Abstract # 2443 Poster # 31:

Scheduled for Thursday, June 19, 2008 05:00 PM-07:00 PM: Session 4 (Ball Rooms A and B) Poster Presentation

Temperament and involvement in affiliative relationships predict later plasma concentrations of vasopressin, but not oxytocin, in juvenile rhesus macaques (Macaca mulatta)
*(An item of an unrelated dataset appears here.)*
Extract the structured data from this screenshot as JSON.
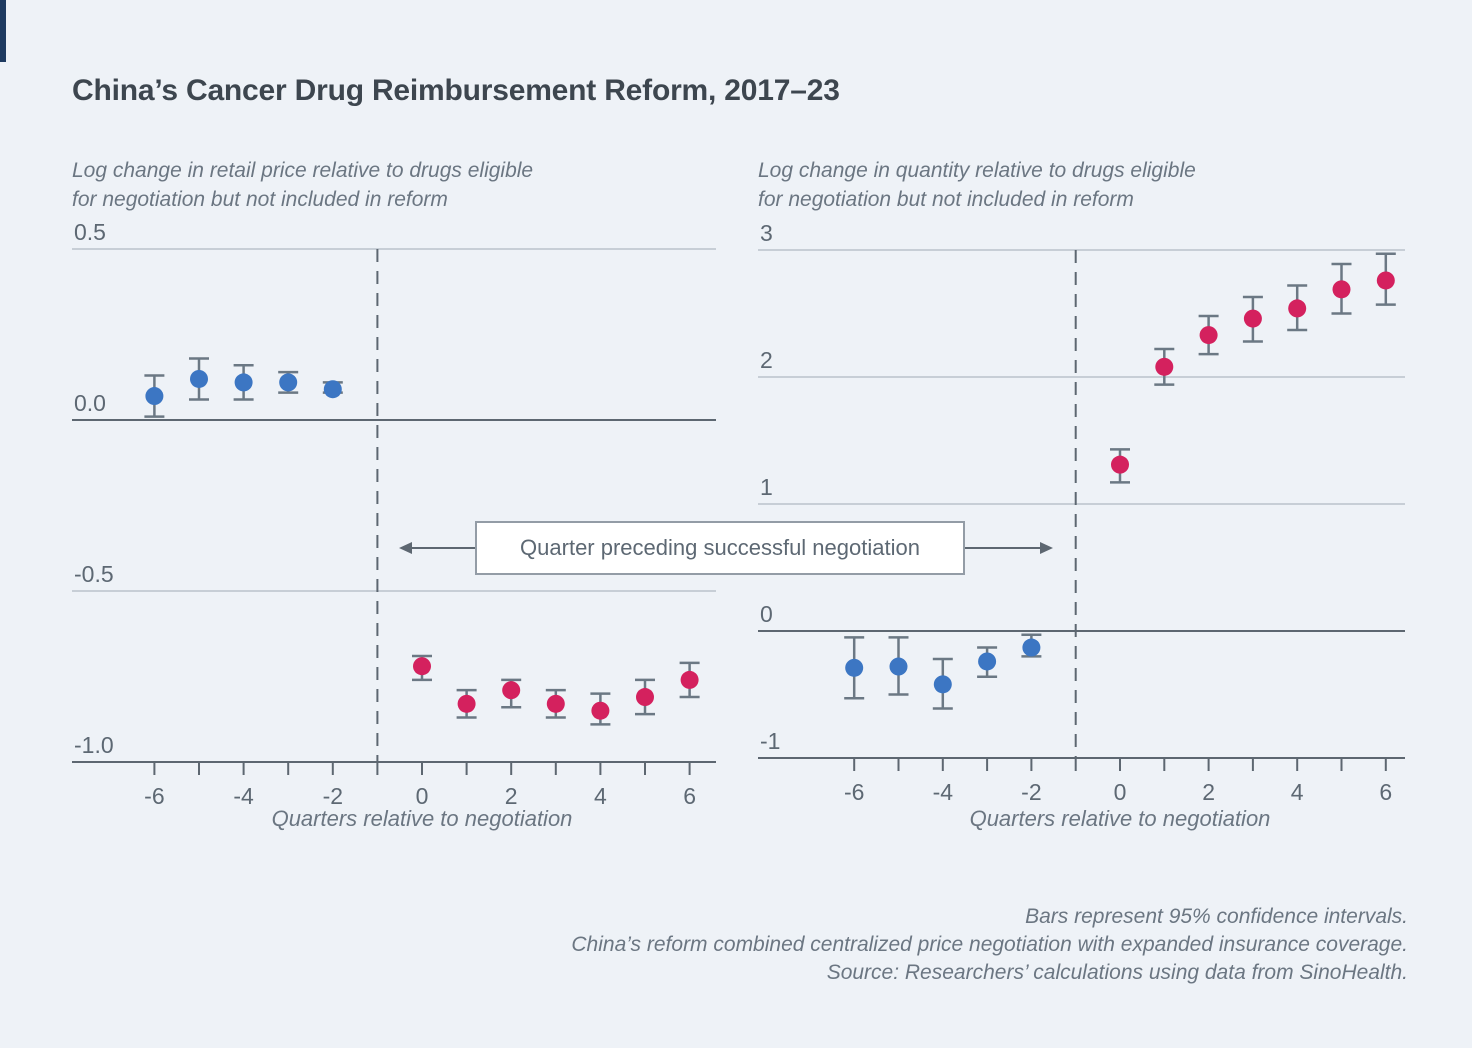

T. Weinstein1,2, K. L. Bales1,2 and J. P. Capitanio1,2
1University of California, Davis, Department of Psychology, One Shields Ave, Davis 95616, USA, 2California National Primate Research Center
     The neuropeptides oxytocin (OT) and arginine-vasopressin (AVP) have been shown to affect social and emotional behavior in rodents, but their role in primate behavior is poorly understood. We investigated whether temperament in infancy and affiliation at age one related to plasma levels of OT and AVP in 48 rhesus monkeys at the California National Primate Center that were 2-3 years old. Blood was drawn during a brief capture-and-release in the animals’ half-acre natal corrals, and analyzed using an enzyme immunoassay. Animals had participated in a colony-wide biobehavioral assessment at 3-4 months of age, during which temperament ratings were collected, and their affiliative relationships were assessed at one year of age. We used multiple regression to test the effects of sex, infant temperament, and number of affiliative peer relationships on plasma neuropeptide levels, and found the regression equation for AVP, but not OT, to be statistically significant [R2=0.46, F(6,41)=5.69, p<0.001]. Subjects with a larger number of peer relationships had higher plasma AVP [b=0.549, p<0.001]. Additionally, the interaction between sex and the temperament factor Confidence (reflecting the degree of boldness, aggression, and curiosity) predicted plasma AVP [b=0.424, p<0.05]: females low in Confidence had higher AVP concentrations compared to either females high on this factor or to males. Our findings suggest that peripheral measures of neuroendocrine functioning in juvenile rhesus monkeys relate to earlier variation in temperament and affiliation.